Работать пробовал один старик Аносов. Маленький, черный, как обожженный сухарь, он с утра до вечера косил траву, копал гряды, с топором возился под гигантскими кедрами и лиственницами, которые угрюмо кивали сверху тяжелыми ветвями. Скошенная трава гнила, на ее месте быстро тянулась к свету новая, молодая поросль; вскопанная земля заплывала и превращалась в трясину. Стволы зеленых великанов звенели от ударов иззубренного топора, оставлявшего на них едва заметные рубцы, и сам Аносов, среди этой могучей первобытной растительности, был похож на муравья, заблудившегося в крепкой траве.
Веселее всех была семья Арефовых. Они все, бабы и мужики, ладно и согласно, без ссоры и ругани, пропивали казенное пособие.
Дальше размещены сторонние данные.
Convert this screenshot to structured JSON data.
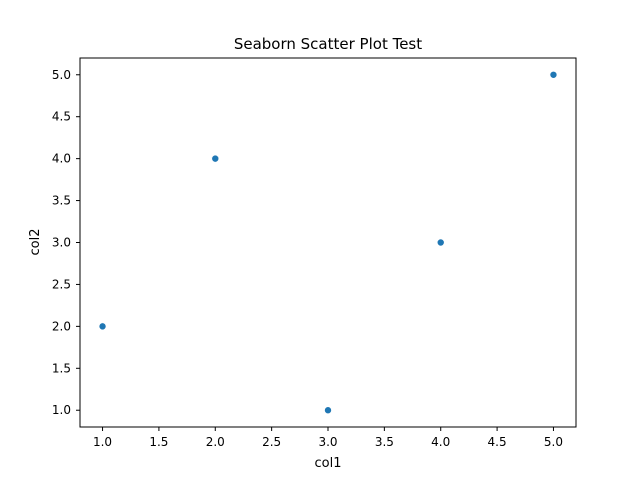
{
  "chart_data": {
    "type": "scatter",
    "title": "Seaborn Scatter Plot Test",
    "xlabel": "col1",
    "ylabel": "col2",
    "x": [
      1,
      2,
      3,
      4,
      5
    ],
    "y": [
      2,
      4,
      1,
      3,
      5
    ],
    "xlim": [
      0.8,
      5.2
    ],
    "ylim": [
      0.8,
      5.2
    ],
    "xticks": [
      "1.0",
      "1.5",
      "2.0",
      "2.5",
      "3.0",
      "3.5",
      "4.0",
      "4.5",
      "5.0"
    ],
    "yticks": [
      "1.0",
      "1.5",
      "2.0",
      "2.5",
      "3.0",
      "3.5",
      "4.0",
      "4.5",
      "5.0"
    ],
    "grid": false,
    "legend": "none",
    "point_color": "#1f77b4"
  }
}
Хлопотливо и усердно, как на престольный праздник, мать и дочь Арефовы, красивые, крепкие женщины, пекли пироги, что-то с утра жарили и варили, не обращая внимания на муссон, тащивший с востока горы туч. Мужчины сидели на бочках и ящиках, пили водку, подносили соседям и каждую рюмку сопровождали различными пожеланиями.
— Ну, давай Бог, чтобы как вам, так и нам! — говорил старик Арефов, поднимаясь с мокрой травы и отстраняя рукой, в которой держал рюмку, склеенную сургучом, зеленую узорчатую стену.
— Жить и радоваться!
Потом поднимался сын.
— Пожелаем радостей и веселья на новых местах!
— Вот заест тебя трава, так узнаешь, какое тут веселье, — бурчал Курганов. — И чего празднуют? Плакать надо.
— Тут и так воды много, — отшучивались бабы.